Namun, kata Jokowi, dirinya sudah waktunya untuk menjawab. Jangan dipikir dirinya sabar kemudian dihina-hina dan maki-maki seperti itu, terus hanya diam saja.

"Saya sampaikan berkali-kali tidak ada rasa takut sekecil yang hinggap di hati saya demi untuk kepentingan bangsa dan negara," kata Jokowi.

Menurut Jokowi, kalau dirinya dibilang antek asing, itu tidak benar. Hingga 2015,  Blok Mahakam yang sudah dari 50 tahun dikelola oleh perusahan dari Prancis dan Jepang  akhurnya sekarang sudah diambil alih dan diberikan 100 persen kepada Pertamina.

"Pertanyaannya antek asingnya di mana," tanya mantan Wali Kota Surakarta itu.

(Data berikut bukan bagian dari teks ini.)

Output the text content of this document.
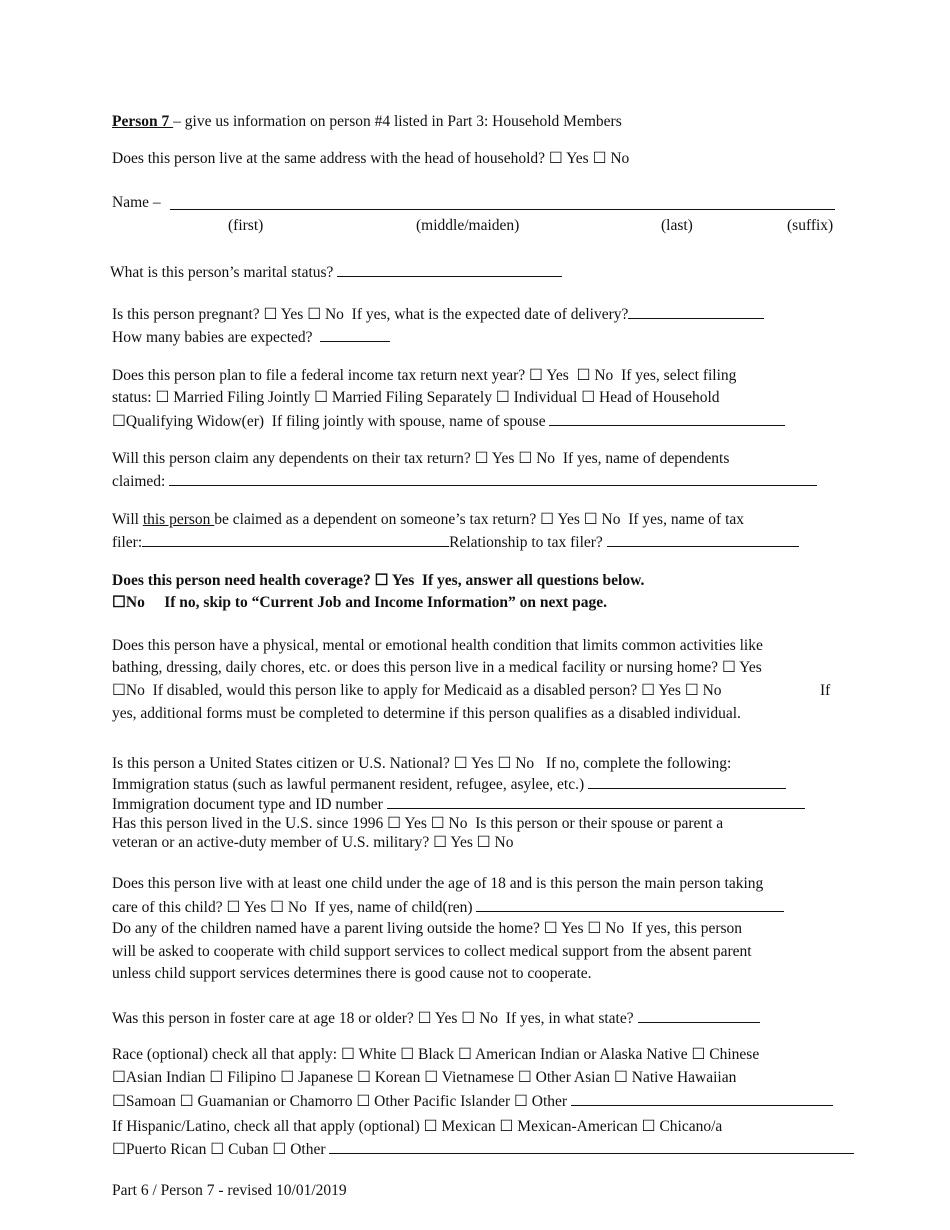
Person 7 – give us information on person #4 listed in Part 3: Household Members
Does this person live at the same address with the head of household? ☐ Yes ☐ No
Name –
(first)	(middle/maiden)	(last)	(suffix)
What is this person’s marital status?
Is this person pregnant? ☐ Yes ☐ No If yes, what is the expected date of delivery?
How many babies are expected?
Does this person plan to file a federal income tax return next year? ☐ Yes ☐ No If yes, select filing
status: ☐ Married Filing Jointly ☐ Married Filing Separately ☐ Individual ☐ Head of Household
☐Qualifying Widow(er) If filing jointly with spouse, name of spouse
Will this person claim any dependents on their tax return? ☐ Yes ☐ No If yes, name of dependents
claimed:
Will this person be claimed as a dependent on someone’s tax return? ☐ Yes ☐ No If yes, name of tax
filer:	Relationship to tax filer?
Does this person need health coverage? ☐ Yes If yes, answer all questions below.
☐No If no, skip to “Current Job and Income Information” on next page.
Does this person have a physical, mental or emotional health condition that limits common activities like
bathing, dressing, daily chores, etc. or does this person live in a medical facility or nursing home? ☐ Yes
☐No If disabled, would this person like to apply for Medicaid as a disabled person? ☐ Yes ☐ No	If
yes, additional forms must be completed to determine if this person qualifies as a disabled individual.
Is this person a United States citizen or U.S. National? ☐ Yes ☐ No If no, complete the following:
Immigration status (such as lawful permanent resident, refugee, asylee, etc.)
Immigration document type and ID number
Has this person lived in the U.S. since 1996 ☐ Yes ☐ No Is this person or their spouse or parent a
veteran or an active-duty member of U.S. military? ☐ Yes ☐ No
Does this person live with at least one child under the age of 18 and is this person the main person taking
care of this child? ☐ Yes ☐ No If yes, name of child(ren)
Do any of the children named have a parent living outside the home? ☐ Yes ☐ No If yes, this person
will be asked to cooperate with child support services to collect medical support from the absent parent
unless child support services determines there is good cause not to cooperate.
Was this person in foster care at age 18 or older? ☐ Yes ☐ No If yes, in what state?
Race (optional) check all that apply: ☐ White ☐ Black ☐ American Indian or Alaska Native ☐ Chinese
☐Asian Indian ☐ Filipino ☐ Japanese ☐ Korean ☐ Vietnamese ☐ Other Asian ☐ Native Hawaiian
☐Samoan ☐ Guamanian or Chamorro ☐ Other Pacific Islander ☐ Other
If Hispanic/Latino, check all that apply (optional) ☐ Mexican ☐ Mexican-American ☐ Chicano/a
☐Puerto Rican ☐ Cuban ☐ Other
Part 6 / Person 7 - revised 10/01/2019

Kedua Blok Rokan di Riau yang dikuasi oleh perusahaan Amerika Serikat sudah lebih dari 90 tahun. Pada 2018 sudah dimenangkan oleh Pertamina 100 persen. Hal ini juga masih dibilang antek asing, katanya.

"Perusahan Freeport di Papua sudah dikelola oleh perusahaan asing lebih dari 40 tahun. Tambang tembaga dan emas terbesar di dunia itu, 4 tahun melakukan negosiasi, dan dipikir mudah, tidak ada tekanan dan intrik politik. Jika mudah sudah dari dahulu diambil alih oleh pemerintah. Ini pekerjaan yang amat sulit karena ada tekanan-tekanan politik," kata Jokowi.

Perusahaan Freeport mulai akhir Desember 2018, sahamnya mayoritas dikuasai oleh negara, yakni sekitar 51,2 persen.

"Pertanyaannya yang antek asing siapa. Jangan menunjuk orang lain antek asing, tetapi justru dia sendiri yang antek asing," katanya.

Menurut Jokowi, tidak mempan isu antek asing, kemudian ganti lagi, yakni Presiden Jokowi itu, PKI. Hal ini logikanya tidak masuk dan dirinya menerangkan dengan mudah sekali kepada rakyat dan kalangan atas.

"Saya dilahirkan 1961, dan PKI dibubarkan 1965/1966, dan usia saya baru empat tahun. Apa ada PKI balita, dan mereka diam karena dua isunya hilang lagi," katanya.       

Menurut Jokowi, mereka ganti lagi isunya, yakni Jokowi antiulama dan Islam. Padahal, dirinya hampir setiap hari keluar masuk pondok pesantren dengan ulama.

"Yang menandatangi Perpres Hari Santri itu siapa, dan sekarang calon wakilnya siapa. Akhirnya isu itu, mental lagi," katanya.

"Saya sudah sampaikan hal ini berkali-kali, marilah menggunakan cara-cara berpolitik beretika, penuh tata krama, dan sopan santun yang baik. Masyarakat sekarang sudah cerdas sudah tahu mana yang baik dan salah," kata Jokowi.